Thoughts about stub pages - 200 & noindex ok, or 404?
-
With large database/template driven websites it is often possible to get a lot of pages with no content on them.
What are the current thoughts regarding these pages with no content, options;
-
Return a 200 header code with noindex meta tag
-
Return a 404 page & header code
-
Something else?
Thanks
-
-
I would agree with all the comments on how to technically deal with the random pages, but it is a losing battle until you get your website database/templates under control. I once had a similar issue and had to work months to get a solution in place as the website would create all kinds of issues like this.
We had to implement a system so that the creation of these pages would be minimized. I think the issue is that you need to make sure that any random page requests, make sure they get a 404 to start with so that the URL does not get indexed to start with.

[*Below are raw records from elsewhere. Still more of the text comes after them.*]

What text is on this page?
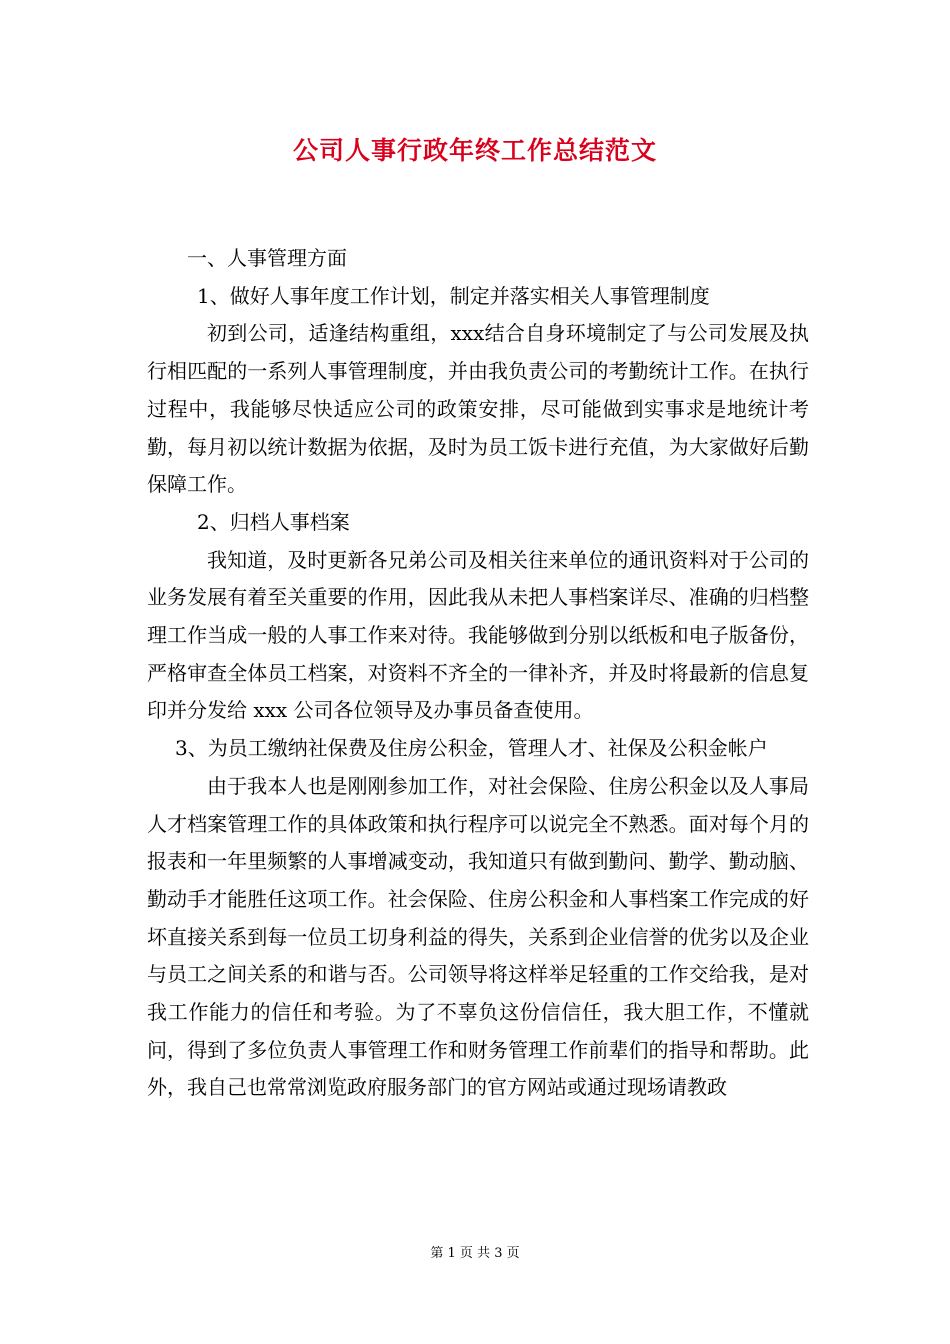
公司人事行政年终工作总结范文

一、人事管理方面

1、做好人事年度工作计划，制定并落实相关人事管理制度

初到公司，适逢结构重组，xxx结合自身环境制定了与公司发展及执行相匹配的一系列人事管理制度，并由我负责公司的考勤统计工作。在执行过程中，我能够尽快适应公司的政策安排，尽可能做到实事求是地统计考勤，每月初以统计数据为依据，及时为员工饭卡进行充值，为大家做好后勤保障工作。

2、归档人事档案

我知道，及时更新各兄弟公司及相关往来单位的通讯资料对于公司的业务发展有着至关重要的作用，因此我从未把人事档案详尽、准确的归档整理工作当成一般的人事工作来对待。我能够做到分别以纸板和电子版备份，严格审查全体员工档案，对资料不齐全的一律补齐，并及时将最新的信息复印并分发给 xxx 公司各位领导及办事员备查使用。

3、为员工缴纳社保费及住房公积金，管理人才、社保及公积金帐户

由于我本人也是刚刚参加工作，对社会保险、住房公积金以及人事局人才档案管理工作的具体政策和执行程序可以说完全不熟悉。面对每个月的报表和一年里频繁的人事增减变动，我知道只有做到勤问、勤学、勤动脑、勤动手才能胜任这项工作。社会保险、住房公积金和人事档案工作完成的好坏直接关系到每一位员工切身利益的得失，关系到企业信誉的优劣以及企业与员工之间关系的和谐与否。公司领导将这样举足轻重的工作交给我，是对我工作能力的信任和考验。为了不辜负这份信信任，我大胆工作，不懂就问，得到了多位负责人事管理工作和财务管理工作前辈们的指导和帮助。此外，我自己也常常浏览政府服务部门的官方网站或通过现场请教政

第 1 页 共 3 页
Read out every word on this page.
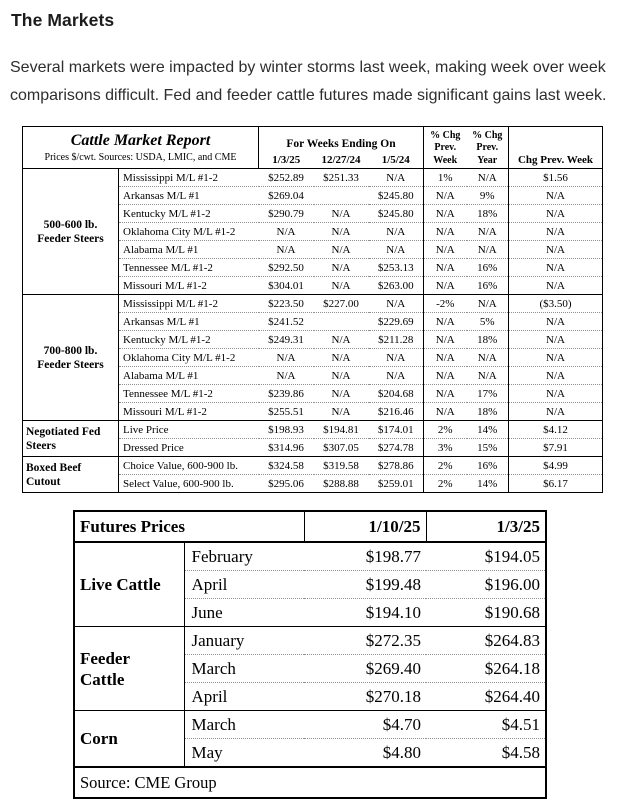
The Markets

Several markets were impacted by winter storms last week, making week over week comparisons difficult. Fed and feeder cattle futures made significant gains last week.

Cattle Market Report
Prices $/cwt. Sources: USDA, LMIC, and CME
	For Weeks Ending On	
% Chg
Prev.
Week

% Chg
Prev.
Year	Chg Prev. Week
		1/3/25	12/27/24	1/5/24			

500-600 lb.
Feeder Steers	Mississippi M/L #1-2	$252.89	$251.33	N/A	1%	N/A	$1.56
	Arkansas M/L #1	$269.04		$245.80	N/A	9%	N/A
	Kentucky M/L #1-2	$290.79	N/A	$245.80	N/A	18%	N/A
	Oklahoma City M/L #1-2	N/A	N/A	N/A	N/A	N/A	N/A
	Alabama M/L #1	N/A	N/A	N/A	N/A	N/A	N/A
	Tennessee M/L #1-2	$292.50	N/A	$253.13	N/A	16%	N/A
	Missouri M/L #1-2	$304.01	N/A	$263.00	N/A	16%	N/A

700-800 lb.
Feeder Steers	Mississippi M/L #1-2	$223.50	$227.00	N/A	-2%	N/A	($3.50)
	Arkansas M/L #1	$241.52		$229.69	N/A	5%	N/A
	Kentucky M/L #1-2	$249.31	N/A	$211.28	N/A	18%	N/A
	Oklahoma City M/L #1-2	N/A	N/A	N/A	N/A	N/A	N/A
	Alabama M/L #1	N/A	N/A	N/A	N/A	N/A	N/A
	Tennessee M/L #1-2	$239.86	N/A	$204.68	N/A	17%	N/A
	Missouri M/L #1-2	$255.51	N/A	$216.46	N/A	18%	N/A

Negotiated Fed
Steers	Live Price	$198.93	$194.81	$174.01	2%	14%	$4.12
	Dressed Price	$314.96	$307.05	$274.78	3%	15%	$7.91

Boxed Beef
Cutout	Choice Value, 600-900 lb.	$324.58	$319.58	$278.86	2%	16%	$4.99
	Select Value, 600-900 lb.	$295.06	$288.88	$259.01	2%	14%	$6.17
Futures Prices		1/10/25	1/3/25

Live Cattle	February	$198.77	$194.05
	April	$199.48	$196.00
	June	$194.10	$190.68

Feeder
Cattle	January	$272.35	$264.83
	March	$269.40	$264.18
	April	$270.18	$264.40

Corn	March	$4.70	$4.51
	May	$4.80	$4.58
Source: CME Group			
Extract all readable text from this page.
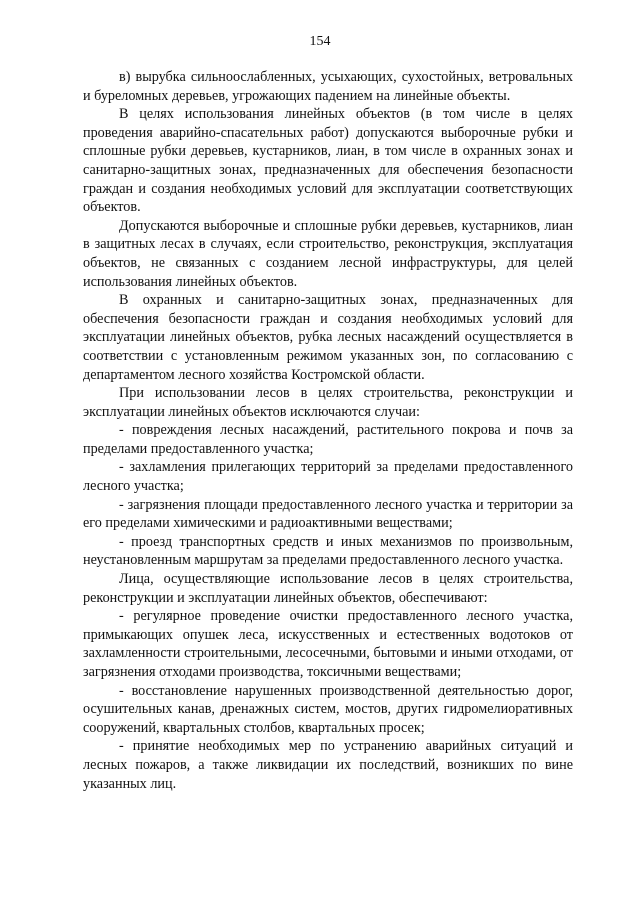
154

в) вырубка сильноослабленных, усыхающих, сухостойных, ветровальных и буреломных деревьев, угрожающих падением на линейные объекты.

В целях использования линейных объектов (в том числе в целях проведения аварийно-спасательных работ) допускаются выборочные рубки и сплошные рубки деревьев, кустарников, лиан, в том числе в охранных зонах и санитарно-защитных зонах, предназначенных для обеспечения безопасности граждан и создания необходимых условий для эксплуатации соответствующих объектов.

Допускаются выборочные и сплошные рубки деревьев, кустарников, лиан в защитных лесах в случаях, если строительство, реконструкция, эксплуатация объектов, не связанных с созданием лесной инфраструктуры, для целей использования линейных объектов.

В охранных и санитарно-защитных зонах, предназначенных для обеспечения безопасности граждан и создания необходимых условий для эксплуатации линейных объектов, рубка лесных насаждений осуществляется в соответствии с установленным режимом указанных зон, по согласованию с департаментом лесного хозяйства Костромской области.

При использовании лесов в целях строительства, реконструкции и эксплуатации линейных объектов исключаются случаи:

- повреждения лесных насаждений, растительного покрова и почв за пределами предоставленного участка;

- захламления прилегающих территорий за пределами предоставленного лесного участка;

- загрязнения площади предоставленного лесного участка и территории за его пределами химическими и радиоактивными веществами;

- проезд транспортных средств и иных механизмов по произвольным, неустановленным маршрутам за пределами предоставленного лесного участка.

Лица, осуществляющие использование лесов в целях строительства, реконструкции и эксплуатации линейных объектов, обеспечивают:

- регулярное проведение очистки предоставленного лесного участка, примыкающих опушек леса, искусственных и естественных водотоков от захламленности строительными, лесосечными, бытовыми и иными отходами, от загрязнения отходами производства, токсичными веществами;

- восстановление нарушенных производственной деятельностью дорог, осушительных канав, дренажных систем, мостов, других гидромелиоративных сооружений, квартальных столбов, квартальных просек;

- принятие необходимых мер по устранению аварийных ситуаций и лесных пожаров, а также ликвидации их последствий, возникших по вине указанных лиц.
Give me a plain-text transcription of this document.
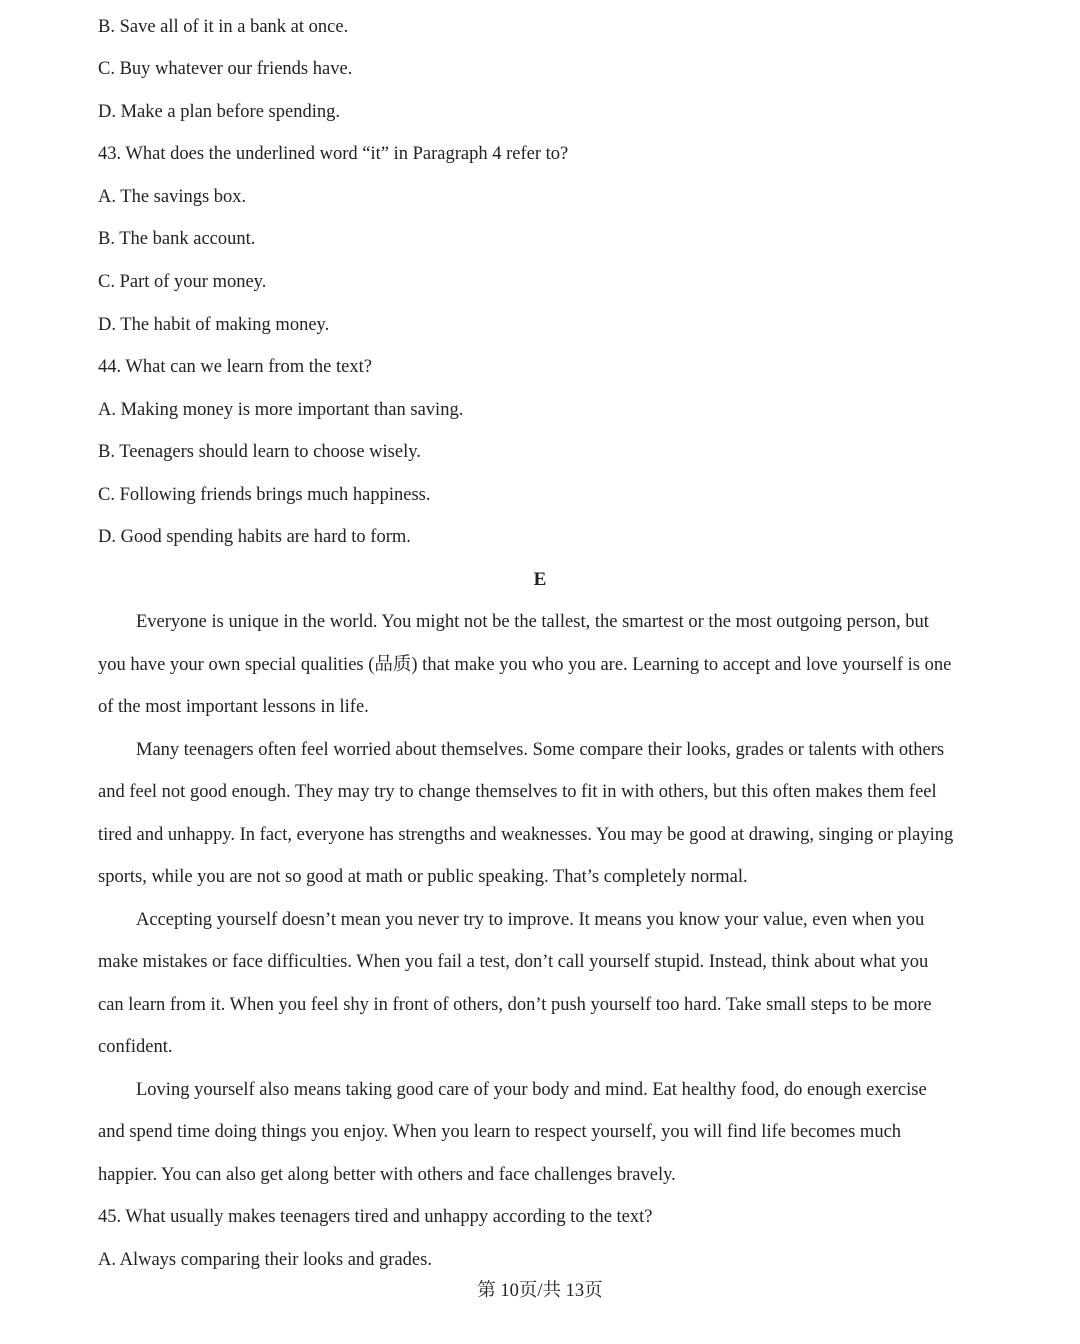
B. Save all of it in a bank at once.

C. Buy whatever our friends have.

D. Make a plan before spending.

43. What does the underlined word “it” in Paragraph 4 refer to?

A. The savings box.

B. The bank account.

C. Part of your money.

D. The habit of making money.

44. What can we learn from the text?

A. Making money is more important than saving.

B. Teenagers should learn to choose wisely.

C. Following friends brings much happiness.

D. Good spending habits are hard to form.

E

Everyone is unique in the world. You might not be the tallest, the smartest or the most outgoing person, but

you have your own special qualities (品质) that make you who you are. Learning to accept and love yourself is one

of the most important lessons in life.

Many teenagers often feel worried about themselves. Some compare their looks, grades or talents with others

and feel not good enough. They may try to change themselves to fit in with others, but this often makes them feel

tired and unhappy. In fact, everyone has strengths and weaknesses. You may be good at drawing, singing or playing

sports, while you are not so good at math or public speaking. That’s completely normal.

Accepting yourself doesn’t mean you never try to improve. It means you know your value, even when you

make mistakes or face difficulties. When you fail a test, don’t call yourself stupid. Instead, think about what you

can learn from it. When you feel shy in front of others, don’t push yourself too hard. Take small steps to be more

confident.

Loving yourself also means taking good care of your body and mind. Eat healthy food, do enough exercise

and spend time doing things you enjoy. When you learn to respect yourself, you will find life becomes much

happier. You can also get along better with others and face challenges bravely.

45. What usually makes teenagers tired and unhappy according to the text?

A. Always comparing their looks and grades.

第 10页/共 13页
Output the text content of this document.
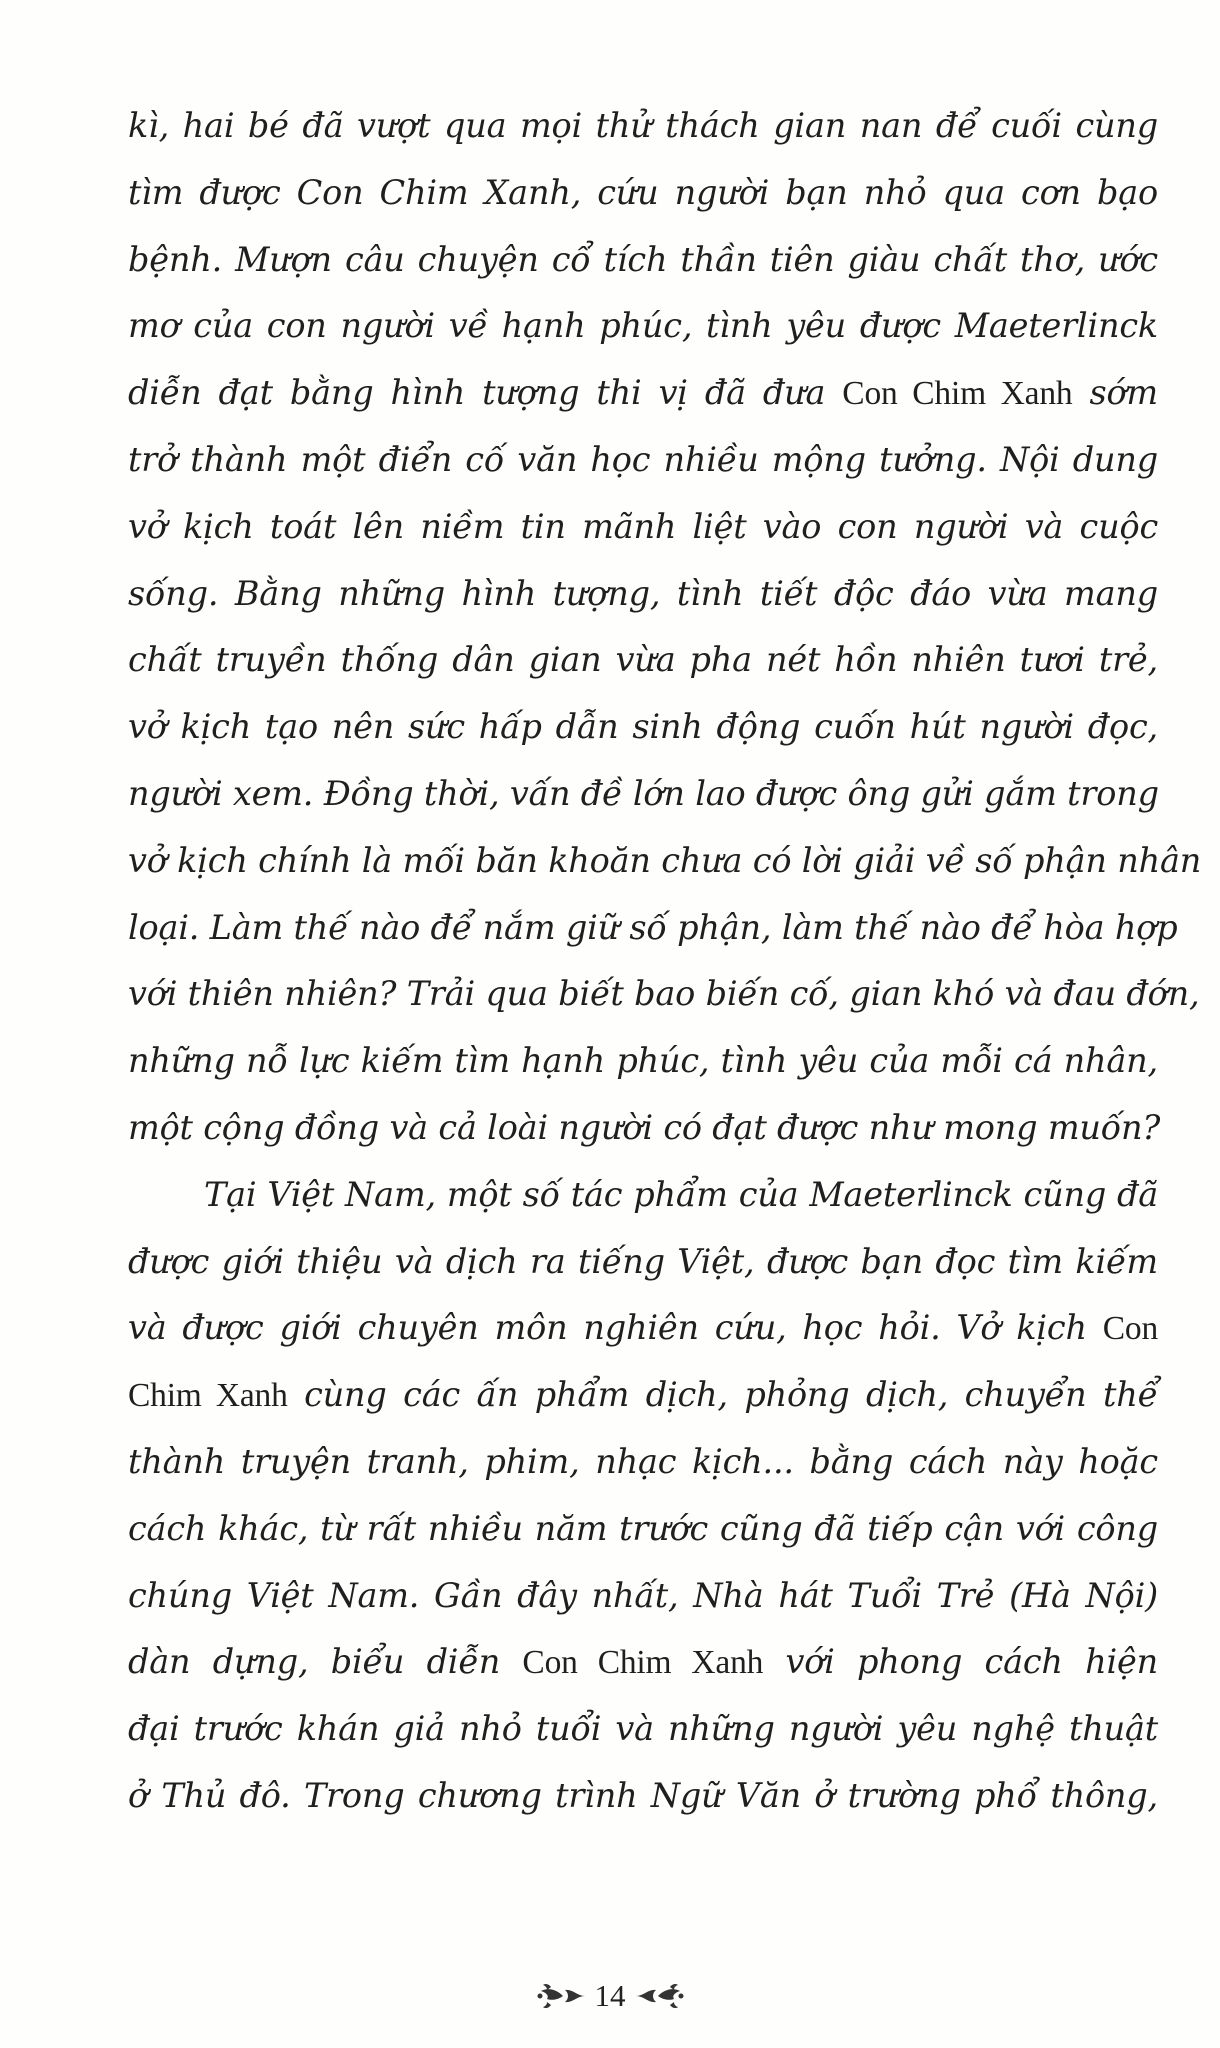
kì, hai bé đã vượt qua mọi thử thách gian nan để cuối cùng
tìm được Con Chim Xanh, cứu người bạn nhỏ qua cơn bạo
bệnh. Mượn câu chuyện cổ tích thần tiên giàu chất thơ, ước
mơ của con người về hạnh phúc, tình yêu được Maeterlinck
diễn đạt bằng hình tượng thi vị đã đưa Con Chim Xanh sớm
trở thành một điển cố văn học nhiều mộng tưởng. Nội dung
vở kịch toát lên niềm tin mãnh liệt vào con người và cuộc
sống. Bằng những hình tượng, tình tiết độc đáo vừa mang
chất truyền thống dân gian vừa pha nét hồn nhiên tươi trẻ,
vở kịch tạo nên sức hấp dẫn sinh động cuốn hút người đọc,
người xem. Đồng thời, vấn đề lớn lao được ông gửi gắm trong
vở kịch chính là mối băn khoăn chưa có lời giải về số phận nhân
loại. Làm thế nào để nắm giữ số phận, làm thế nào để hòa hợp
với thiên nhiên? Trải qua biết bao biến cố, gian khó và đau đớn,
những nỗ lực kiếm tìm hạnh phúc, tình yêu của mỗi cá nhân,
một cộng đồng và cả loài người có đạt được như mong muốn?
Tại Việt Nam, một số tác phẩm của Maeterlinck cũng đã
được giới thiệu và dịch ra tiếng Việt, được bạn đọc tìm kiếm
và được giới chuyên môn nghiên cứu, học hỏi. Vở kịch Con
Chim Xanh cùng các ấn phẩm dịch, phỏng dịch, chuyển thể
thành truyện tranh, phim, nhạc kịch... bằng cách này hoặc
cách khác, từ rất nhiều năm trước cũng đã tiếp cận với công
chúng Việt Nam. Gần đây nhất, Nhà hát Tuổi Trẻ (Hà Nội)
dàn dựng, biểu diễn Con Chim Xanh với phong cách hiện
đại trước khán giả nhỏ tuổi và những người yêu nghệ thuật
ở Thủ đô. Trong chương trình Ngữ Văn ở trường phổ thông,
14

That said, all the random URLs that are already indexed, I like the 200 options with the noindex meta tag. My reasons: This is because otherwise with the 404s you get all these error messages that are meaningless in GWT. The noindex also gets the page out of the index. I have seen Google retry 404s on one of our sites, crazy. Ever since Google started showing soft 404s for 301s that redirect many pages to a single URL, I only try to use 301s on more of a one to one basis.
Good luck.
-
Ok, a understand better. I have the same problem with a Site un Drupal, I think is better use a robot.txt to block the empty pages.
These because the link juice that the page transfere is minimum and use extra resources from the server.
If you can't block with robots.txt the noindex,follow meta es ok. But if you see in Analytics that some Landing Pages are www.example.com/product/ {} random_text_here es better use a 404 with redirect 301 to Site Map for user experience.
-
Thanks for the info.
For more information, let me try and explain the scenario a little better.
When using a template to generate all product page on a site, often these are designed in a way so that any URLs of the form "www.example.com/product/{something}" will map to a script called "GenerateProductPage.java" likely based on the rule that anything in the /product/ directory will map there (or .asp etc depending on the language being used).
On the site, there are only going to be links to the actual products that are stored in the DB, so for a user there are no issues there.
But Google manages to find all manor of strange URLs and since they are of the form "www.example.com/product/{random_text_here}" then this also will 'try' and generate a product page. Since there is no actual product in the database called 'random_text_here' then this will result in an empty product page with nothing there except the template navigation, footer links and menus etc.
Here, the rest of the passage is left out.